If I plug in the display after the kernel is done booting, it outputs fine. But if I boot with the display plugged in, it outputs a skewed image with only the first few rows of pixels on 1440p, changing to 1080p fixes the image in that case, or it doesn’t output anything and the display goes into power save mode (in which case changing resolution doesn’t help).
I found a hot fix for this. I think that the problem is the simple-framebuffer driver from kernel 6.8.7. When the display is not connected on boot, the UEFI and the simple-framebuffer driver did not start the display. Then, when we connect the display after boot, is the nvdisplay driver who first init successfully the display. This, because the UEFI did not pass the framebuffer configuration to the kernel device tree, in order that the simple-framebuffer driver inits the display.
My hot fix is to assign a dummy driver name to the framebuffer node in the device tree. In this way, the UEFI will not init the display, and then not pass the framebuffer configuration to the simple-framebuffer driver in the kernel.
With this hot fix, my 1080p display works when is connected from boot.
The cons is that we lost the Linux boot messages. A permanent fix should be done by analyzing what causes the problem in the simple-framebuffer driver from Nvidia Linux 5.15 to main stream Linux 6.8.

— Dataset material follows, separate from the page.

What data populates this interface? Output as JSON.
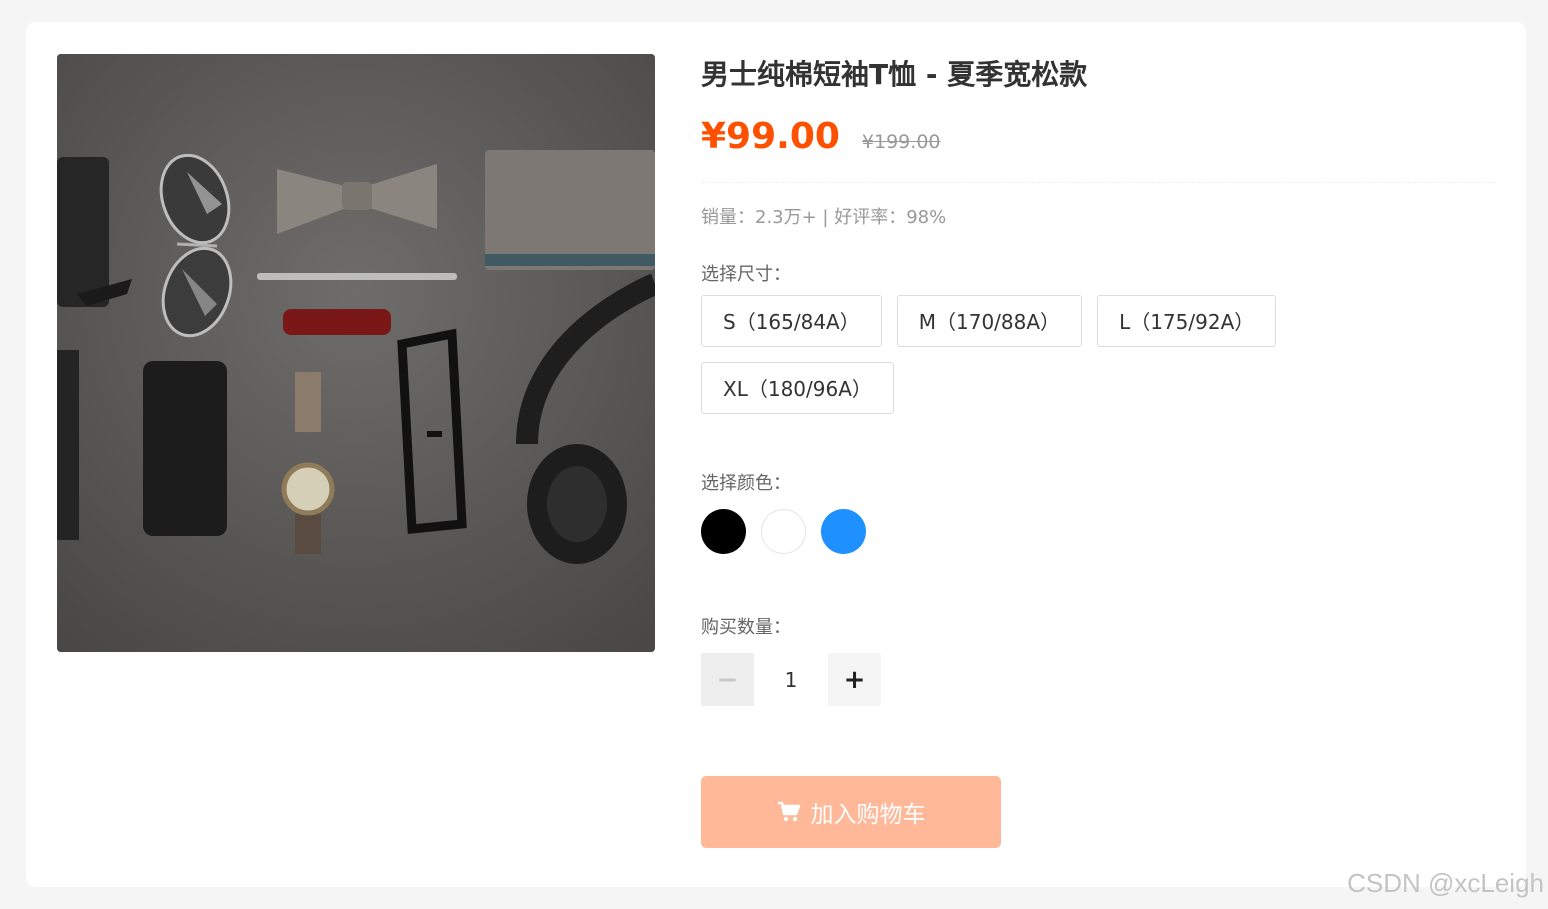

Hi. Thanks for the help. Reverting kernel commit 5727dcfd8486399c40e39d2c08fe36fedab29d99 ("fbdev: Make registered_fb[] private to fbmem.c") and building clean (“make clean”) to ensure conftest is updated fixes it. Issue is in kernel-open/nvidia/nv-platform.c, where nvidia forcefully disables the clocks used by the framebuffer driver. Upstream removed the variable they used to check for (to see if a framebuffer has been registered?) before disabling the clocks.
I had similar kind of issue with multiple displays (bootloader showing ok, later no image signal detected). For the source of error I determined my display port 2.0 cable. One older cable works and another out of the bag does not work.